A graphics processing unit (GPU) is a specialized circuit designed to rapidly manipulate and alter memory to accelerate computer graphics and image processing. Modern GPUs’ highly parallel structure makes them more efficient than central processing units (CPUs) for algorithms that process large blocks of data in parallel.
GPUs are considered essential to deep learning/neural networks. For any neural network, the training phase of the deep learning model is the most resource-intensive task. While training, a neural network takes in inputs, which are then processed in hidden layers using weights that are adjusted during training, and the model then outputs a prediction. Weights are adjusted to find patterns in order to make better predictions. These operations are essentially matrix multiplications. A simple matrix multiplication can be represented by the image below:
Source: Jeremy Jordan
In a neural network, the first array is typically the input, while the second array represents weights. These calculations are relatively straightforward if your neural network has around 10, 100 or even 100,000 parameters. A computer would still be able to handle this in a matter of minutes, or even hours at the most.

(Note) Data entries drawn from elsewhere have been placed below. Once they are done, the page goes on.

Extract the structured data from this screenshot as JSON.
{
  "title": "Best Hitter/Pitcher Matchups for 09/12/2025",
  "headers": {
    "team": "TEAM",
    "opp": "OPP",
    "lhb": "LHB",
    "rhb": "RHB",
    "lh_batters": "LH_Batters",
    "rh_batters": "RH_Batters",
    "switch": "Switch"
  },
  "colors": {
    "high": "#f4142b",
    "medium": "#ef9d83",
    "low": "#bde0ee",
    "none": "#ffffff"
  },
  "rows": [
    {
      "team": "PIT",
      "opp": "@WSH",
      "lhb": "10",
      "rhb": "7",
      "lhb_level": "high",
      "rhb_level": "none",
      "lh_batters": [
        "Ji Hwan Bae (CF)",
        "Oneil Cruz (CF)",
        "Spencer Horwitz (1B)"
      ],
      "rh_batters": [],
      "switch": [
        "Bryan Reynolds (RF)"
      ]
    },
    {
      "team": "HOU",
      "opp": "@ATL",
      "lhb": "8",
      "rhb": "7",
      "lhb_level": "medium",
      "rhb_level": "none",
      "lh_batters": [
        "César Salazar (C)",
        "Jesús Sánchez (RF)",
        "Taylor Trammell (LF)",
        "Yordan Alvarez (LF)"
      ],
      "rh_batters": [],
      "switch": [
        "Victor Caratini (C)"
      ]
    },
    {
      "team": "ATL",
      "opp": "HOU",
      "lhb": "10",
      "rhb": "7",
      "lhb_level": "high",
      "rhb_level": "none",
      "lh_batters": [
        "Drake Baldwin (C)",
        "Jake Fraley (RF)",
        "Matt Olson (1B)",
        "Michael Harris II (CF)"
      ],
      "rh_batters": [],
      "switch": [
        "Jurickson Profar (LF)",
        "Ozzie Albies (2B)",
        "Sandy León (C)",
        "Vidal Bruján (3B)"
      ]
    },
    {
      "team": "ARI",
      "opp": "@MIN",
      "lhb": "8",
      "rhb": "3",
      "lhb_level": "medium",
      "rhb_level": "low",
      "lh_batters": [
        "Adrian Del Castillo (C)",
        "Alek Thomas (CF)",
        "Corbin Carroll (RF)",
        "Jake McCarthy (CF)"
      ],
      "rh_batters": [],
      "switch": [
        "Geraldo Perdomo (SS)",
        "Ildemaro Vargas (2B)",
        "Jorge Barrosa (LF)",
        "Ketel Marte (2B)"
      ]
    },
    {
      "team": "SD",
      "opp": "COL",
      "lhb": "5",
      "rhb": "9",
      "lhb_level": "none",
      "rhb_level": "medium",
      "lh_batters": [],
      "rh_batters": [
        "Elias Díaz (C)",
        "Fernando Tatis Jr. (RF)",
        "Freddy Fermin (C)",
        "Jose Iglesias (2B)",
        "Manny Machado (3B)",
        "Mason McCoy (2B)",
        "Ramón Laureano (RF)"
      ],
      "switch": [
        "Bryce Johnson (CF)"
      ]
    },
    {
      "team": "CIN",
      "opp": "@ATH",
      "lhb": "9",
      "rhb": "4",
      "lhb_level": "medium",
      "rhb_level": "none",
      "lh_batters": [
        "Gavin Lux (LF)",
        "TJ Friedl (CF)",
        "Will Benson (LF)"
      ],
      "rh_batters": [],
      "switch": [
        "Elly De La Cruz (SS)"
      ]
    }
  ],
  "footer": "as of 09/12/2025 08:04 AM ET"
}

But what if your neural network has more than 10 billion parameters? It would take years to train this kind of system with CPUs. Deep learning models can be trained much faster by running all operations at the same time instead of sequentially. GPUs are optimized for training deep learning models, as they can process multiple computations simultaneously.
While CPUs are mostly applicable for problems that require parsing through or interpreting complex logic in code, GPUs are designed to be the dedicated graphical rendering workhorses of computer games. GPUs have been enhanced to accelerate other geometric calculations involving matrix multiplication. They devote proportionally more transistors to arithmetic logic units and fewer to caches and flow control as compared to CPUs.